Zwar gebe es bei der Bank seit 2016 einen Trend, weniger Geld in fossile Energieträger zu stecken, jedoch habe diese Tendenz im vergangenen Jahr stagniert – trotz einer 2020 erweiterten Umwelt- und Sozialrichtlinie des Kreditinstituts. Insgesamt sank die Finanzierung von rund 21 Milliarden Dollar 2016 auf etwa neun Milliarden im Jahr 2021.

Die Commerzbank ist im Ranking auf Platz 46 gelistet. Im Vergleich zu 2016 hat sie die fossile Finanzierung sogar noch gesteigert, von rund 995 Millionen Dollar auf rund 1,1 Milliarden. Dazwischen erreichte das Unternehmen 2019 sogar einen Höchststand von 3,5 Milliarden Dollar.

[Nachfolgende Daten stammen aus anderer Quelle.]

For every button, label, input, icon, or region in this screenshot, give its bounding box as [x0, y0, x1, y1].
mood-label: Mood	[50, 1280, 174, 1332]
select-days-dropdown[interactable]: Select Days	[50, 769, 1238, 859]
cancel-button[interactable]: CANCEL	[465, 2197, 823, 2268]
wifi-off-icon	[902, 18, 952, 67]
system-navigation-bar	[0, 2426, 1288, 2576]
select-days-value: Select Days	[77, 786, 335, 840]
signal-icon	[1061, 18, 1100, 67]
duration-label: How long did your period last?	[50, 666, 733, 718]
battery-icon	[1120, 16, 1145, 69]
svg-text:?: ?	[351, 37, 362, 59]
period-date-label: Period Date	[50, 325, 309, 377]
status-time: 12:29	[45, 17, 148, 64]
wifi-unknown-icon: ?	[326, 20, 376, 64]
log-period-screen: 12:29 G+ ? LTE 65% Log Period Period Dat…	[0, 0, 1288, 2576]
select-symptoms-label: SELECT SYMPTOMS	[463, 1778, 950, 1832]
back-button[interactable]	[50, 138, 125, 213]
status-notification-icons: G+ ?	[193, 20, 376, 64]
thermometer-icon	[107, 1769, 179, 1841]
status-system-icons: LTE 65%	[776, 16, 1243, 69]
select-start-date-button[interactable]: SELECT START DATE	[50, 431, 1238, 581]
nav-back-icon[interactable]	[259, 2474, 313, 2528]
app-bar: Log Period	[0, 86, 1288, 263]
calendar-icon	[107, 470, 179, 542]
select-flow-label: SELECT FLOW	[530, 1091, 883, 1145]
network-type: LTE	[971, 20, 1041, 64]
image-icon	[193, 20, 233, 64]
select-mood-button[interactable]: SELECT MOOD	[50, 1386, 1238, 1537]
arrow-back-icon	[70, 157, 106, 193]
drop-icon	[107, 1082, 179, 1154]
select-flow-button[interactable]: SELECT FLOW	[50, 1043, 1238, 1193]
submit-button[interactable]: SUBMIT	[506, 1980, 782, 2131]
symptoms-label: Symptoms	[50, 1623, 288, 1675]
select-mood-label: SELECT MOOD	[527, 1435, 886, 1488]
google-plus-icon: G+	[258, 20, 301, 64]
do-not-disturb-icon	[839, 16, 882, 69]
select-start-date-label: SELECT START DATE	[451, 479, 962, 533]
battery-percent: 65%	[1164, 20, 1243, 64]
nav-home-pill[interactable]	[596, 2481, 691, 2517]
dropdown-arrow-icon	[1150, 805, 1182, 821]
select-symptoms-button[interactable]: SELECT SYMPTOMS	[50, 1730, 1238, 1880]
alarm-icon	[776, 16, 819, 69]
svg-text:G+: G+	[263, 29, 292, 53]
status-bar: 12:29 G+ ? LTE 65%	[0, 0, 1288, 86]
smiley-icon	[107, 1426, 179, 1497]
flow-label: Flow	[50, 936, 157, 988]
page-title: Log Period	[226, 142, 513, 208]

Auch wenn Deutsche Bank und Commerzbank im Bericht nicht so schlecht abschneiden wie etwa die US-Konkurrenz, sieht Katrin Ganswindt akuten Handlungsbedarf: "Die fortlaufende Finanzierung für Öl- und Gasunternehmen, die nicht auf dem 1,5-Grad-Kurs sind, zeigt, wie dringend beide deutschen Banken ebenfalls ihre Richtlinien verbessern müssen, wenn sie ihre Netto-Null- und Nachhaltigkeitsversprechen ernst meinen."